Current Concerns
The Trusts' public policy areas include the environment, state policy, economic policy and health and human services.
The Trusts, with other groups, backed an effort to create marine protected areas in the Pacific Ocean, near the Mariana Islands. The protected area was officially designated in January 2009, and includes the Mariana Trench, the deepest ocean canyon in the world. Another marine protected area that the Trusts and other groups sought to protect is Papahānaumokuākea Marine National Monument which was protected by President Bush in 2006.
Pew's environmental portfolio is designed to help meet what they view as one of the seminal challenges of our time: saving the natural environment and protecting the rich array of life it supports.
The aim is to strengthen environmental policies and practices in ways that produce significant and measurable protection for terrestrial and marine systems worldwide. In doing so, Pew works to advance scientific understanding of the causes and consequences of environmental problems, design innovative policy solutions to these problems and mobilize public support for their implementation.
Efforts are focused on reducing the scope and severity of three major global environmental problems:
- Destruction of the world's oceans, with a particular emphasis on marine fisheries.
- The loss of large wilderness ecosystems that contain a great part of the world's remaining biodiversity.
- Changes to the Earth's physical and biological systems linked to the buildup of greenhouse gases that are altering the world's climate.
The Trusts also funds the Pew Research Center, the third-largest think tank in Washington DC, after the Brookings Institution and the Center for American Progress.
The Trusts have worked closely with the Vera Institute of Justice on issues related to state correction policies in the public safety performance project. In 2008, the Pew reported that more than one in 100 adults in the United States is in jail or prison, an all-time high. The cost to state governments is nearly $50 billion a year and the federal government $5 billion more. The report compiled and analyzed data from the federal Bureau of Justice Statistics and Bureau of Prisons and each state's department of corrections.

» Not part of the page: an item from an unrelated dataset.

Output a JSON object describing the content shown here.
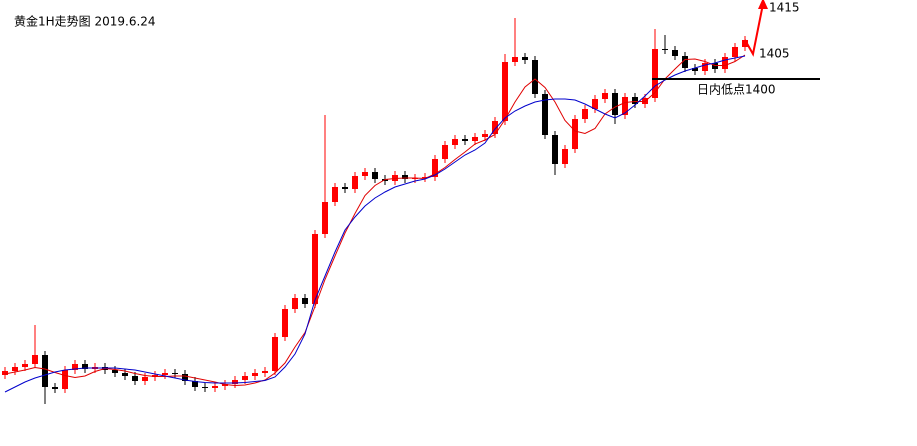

Pew reported in 2009 that "explosive growth in the number of people on probation or parole has propelled the population of the American corrections system to more than 7.3 million, or 1 in every 31 U.S. adults." "One in 31: The Long Reach of American Corrections" examined the scale and cost of prison, jail, probation and parole in each of the 50 states, and provides a blueprint for states to cut both crime and spending by reallocating prison expenses to fund stronger supervision of the large number of offenders in the community.
"Based on data, science, and non-partisan research, the Pew works to reduce hidden risks to the health, safety, and well-being of American consumers." One program, the Pew Scholars Program in the Biomedical Sciences, is intended to support promising early and mid-career scientists investigating human health, both basic and clinical. The awards provide flexible support ($240,000 over a four-year period). Grantees are encouraged to be entrepreneurial and innovative in their research.
The trust also helped fund the Gospel and Our Culture Network, which published books such as Missional Church: A vision for the sending of the Church in North America.